Welcome to the Daily Photo bloggers from Wiesbaden and the Rheingau! I can imagine that this would be a nice location for a restaurant or cafe there. People could sit there and watch out to the water.
And another welcome from Rotterdam in the Netherlands.
Looks like a very nice spot indeed!
The red building? The top part you mean? It is part of the plant. I've never been up there I'm not really sure how it's set up. The red building behind there is also part of the plant.
Though the water has risen quite high several times in the five years I have lived as a resident here, I don't know how high it's gotten on that building. We have markers on this side of the banks with indicators to show the flood levels. I'll try and snap a shot of it to show you the amazing water levels during our terrible floods.
I am a native Seguinite and love our park. I really miss the drive along the west banks of the Guadalupe River.
I am not sure if they are still there, but use to you could sit on the banks near the water fall right around sunset and watch the bats slowly inch down from under the roof of this tower. It looked like a black blob oozing out.
After they all appeared and had warmed theirselves in the sitting sun they would begin to fly off.
Really cool.
Hi Pen, hope you visit again. Thanks for stopping by. We use to love doing this also but never got to enjoy the bats at that location. However, my husband and I have seen them coming out of one of the old buildings downtown and also from one of the church steeples during one of our walks.
The dam itself is named Saffold Dam, named after the late William Saffold. William owned part of the land that the dam now sits on.

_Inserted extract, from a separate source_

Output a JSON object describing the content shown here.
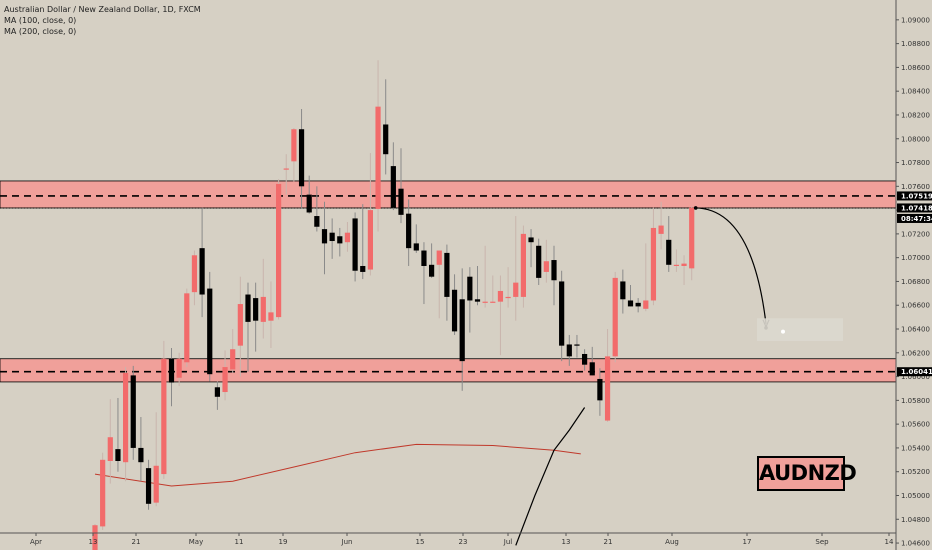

A man named Henry Troell later added more rocks to the dam to raise the water level to power the cotton gin that use to be inside the red building (gristmill). That building later provided electricity to Seguin in 1890.
And the dam you see today was built by workers from the National Youth Administration -- a make work project from the last time we had massive unemployment.
Completed in 1938 to designs by Robert H.H. Hugman, who later became "the Father of the San Antonio Riverwalk", this concrete dam allows the water to spill over the lip of the dam, rather than pouring around and between the rocks as before.
With its wide, gracefully curving lines, it is the most beautiful waterfalls in Texas. (Says me. LOL.)